I really hope with this renewed interest in nuclear someone eventually revives the design and tries to bring it to its conclusion. Just based off of the declassified publications from the 60s and early 70s [2][3][4][5] it is obvious how much potential this design had: it's safe [^5], useful for rocketry and terrestrial power generation, and self breeding by nature of its design [^6]. Who knows where we could be in space exploration and the battle against climate change had the design been fully explored.
[1] https://en.wikipedia.org/wiki/Nuclear_lightbulb
[2] https://ntrs.nasa.gov/citations/19730018850
[3] https://ntrs.nasa.gov/citations/19730018851
[4] https://ntrs.nasa.gov/citations/19710010820
[5] and many more in the JPL archives! Search for "gas core reactor"
[^1] UF6 is the most common intermediate in the enrichment process and depleted UF6 is how most of our nuclear waste is stored... and this reactor is a perfect breeding reactor for the waste (see [^5]). All of the infrastructure for dealing with the materials have existed since the Manhattan project.
[^2] the opposite of a rotational vortex like a tornado, which have calm centers. In an irrotational vortex the particles in the center have the highest velocity and in the reactor it acts like a centrifuge, forcing the uraninum to the center and compressing it to tens or hundreds of atmospheres. This part was tested experimentally.

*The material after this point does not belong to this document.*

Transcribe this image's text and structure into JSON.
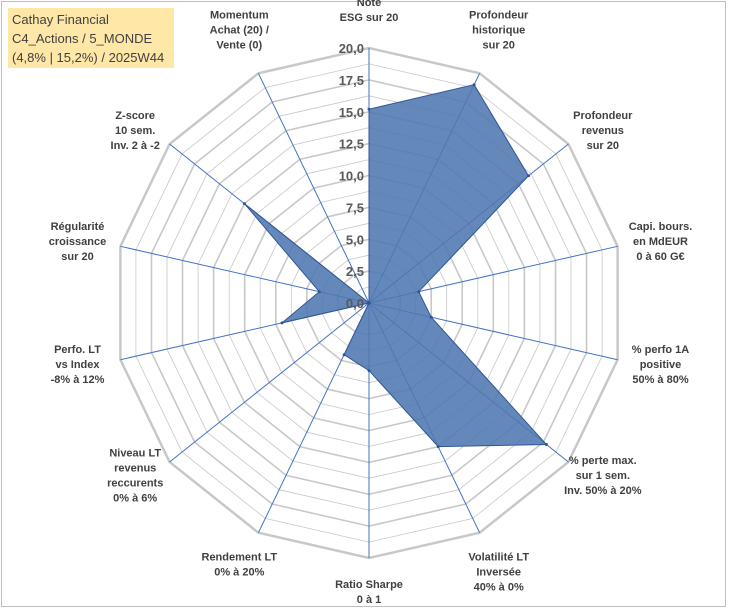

[^3] the energy of the plasma and compression from the vortex increase the neutron cross section to the point where the nuclear reaction becomes self heating with only 20kg of fuel. They stopped just short of testing the full cycle but this is the same concept behind nuclear weapons, which use precise explosives to compress nuclear fuel until it reaches criticality, except the vortex can't generate the kind of pressures necessary for a nuclear explosion.
[^4] the NASA/UAC design heats the UF6 till it radiates most of its energy away as UV. Classical steam turbines or hydrogen gas seeded with tungsten nanoparticles (in the case of a rocket engine) allow the system to extract power.
[^5] since it's an active design, tons of power is required to pump the vortex and keep the core in a fissile regime. If any part of the system fails, the core loses pressure and becomes a really expensive gas canister until the chamber is cleaned up and the core restarted. With a plasma window separating the core from a vacuum, the entire system can be designed to depressurize safetly.
[^6] anything injected into the core gets bombarded by neutrons and the vortex system constantly wicks away small amounts of the core. The system forms a closed loop that recycles unused fuel via centrifuge and it can also separate out transmuted waste [*]. The NASA/UAC team tested this with a neutron gun to simulate fission in the core.
[*] we could have had honest-to-god alchemy!